Chronic Exposure: Prolonged or repeated skin contact may cause persistent ulcers or scarring.
Reported Health Data: Documentation on human toxicity cases highlights serious outcomes from direct exposure, though systemic poisoning is rare given prompt medical treatment.
Environmental Effects: Spillage contaminates water, endangering fish and aquatic organisms through rapid acidity change and possible fluoride release.
Degradability: Hydrolyzes quickly in water, producing triflic acid and trimethylsilanol which remain harmful.
Persistence and Bioaccumulation: Not likely to bioaccumulate in classic sense due to high reactivity, but metabolites remain toxic.
Disposal Protocols: Neutralize under strictly controlled conditions with non-reactive neutralizers.
Approved Waste Streams: Collect waste in acid-resistant containers for disposal as hazardous chemical waste.

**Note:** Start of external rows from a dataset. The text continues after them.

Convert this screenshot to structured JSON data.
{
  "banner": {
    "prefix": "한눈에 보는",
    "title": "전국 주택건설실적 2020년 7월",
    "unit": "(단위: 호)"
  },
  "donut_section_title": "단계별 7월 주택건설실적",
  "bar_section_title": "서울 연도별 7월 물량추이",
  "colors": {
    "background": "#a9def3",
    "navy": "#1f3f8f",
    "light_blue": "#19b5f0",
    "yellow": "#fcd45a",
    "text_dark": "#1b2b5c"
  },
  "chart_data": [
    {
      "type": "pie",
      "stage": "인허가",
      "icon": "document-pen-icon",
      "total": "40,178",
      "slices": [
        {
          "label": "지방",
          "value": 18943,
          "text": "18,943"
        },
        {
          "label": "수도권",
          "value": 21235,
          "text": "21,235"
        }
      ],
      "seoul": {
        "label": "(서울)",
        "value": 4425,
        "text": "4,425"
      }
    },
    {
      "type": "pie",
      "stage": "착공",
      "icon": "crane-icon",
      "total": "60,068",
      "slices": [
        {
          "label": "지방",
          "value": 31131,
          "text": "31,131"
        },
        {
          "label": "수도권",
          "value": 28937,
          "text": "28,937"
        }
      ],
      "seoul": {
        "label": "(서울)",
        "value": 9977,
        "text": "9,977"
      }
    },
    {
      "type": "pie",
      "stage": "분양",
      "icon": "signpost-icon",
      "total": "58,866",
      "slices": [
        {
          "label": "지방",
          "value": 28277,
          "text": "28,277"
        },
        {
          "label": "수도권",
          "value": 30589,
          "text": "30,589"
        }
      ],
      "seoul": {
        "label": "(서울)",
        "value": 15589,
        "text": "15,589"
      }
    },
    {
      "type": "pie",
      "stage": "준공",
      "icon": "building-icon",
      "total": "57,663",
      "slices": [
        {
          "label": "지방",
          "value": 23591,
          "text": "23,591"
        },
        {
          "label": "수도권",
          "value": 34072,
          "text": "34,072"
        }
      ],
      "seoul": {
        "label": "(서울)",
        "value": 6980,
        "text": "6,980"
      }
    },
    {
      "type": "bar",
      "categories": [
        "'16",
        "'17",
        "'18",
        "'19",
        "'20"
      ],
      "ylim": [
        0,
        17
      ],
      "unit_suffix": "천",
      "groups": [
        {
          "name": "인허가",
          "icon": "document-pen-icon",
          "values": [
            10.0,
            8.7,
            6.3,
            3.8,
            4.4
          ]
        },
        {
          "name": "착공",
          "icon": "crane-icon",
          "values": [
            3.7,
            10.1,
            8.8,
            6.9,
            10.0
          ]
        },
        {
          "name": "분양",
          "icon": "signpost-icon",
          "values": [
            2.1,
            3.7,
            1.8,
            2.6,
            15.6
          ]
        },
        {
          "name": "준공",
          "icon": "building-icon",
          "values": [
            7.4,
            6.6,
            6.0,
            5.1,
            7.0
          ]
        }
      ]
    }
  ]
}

Specialized waste treatment facilities can manage the particular hazards of residual acidity and reactants.
Hazard Classification: Usually transported as a corrosive liquid, regulated under UN and local hazardous material rules. Packaging needs airtight seals and strong secondary containment.
Accident Prevention: Emergency guides warn of possible pressure buildup if moisture intrusion occurs, which is a lesson I’ve seen firsthand when bad seals or poor packaging created a cleanup headache during interlab shipments.
Legal Restrictions: Recognized under chemical safety and hazardous waste legislation in both the EU and US, often requiring dedicated logs and restricted access in inventory systems.
Worker Safety Standards: Enforced occupational exposure limits stay low due to inhalation risks and skin corrosivity; training for personal protective gear is both a legal responsibility and common sense.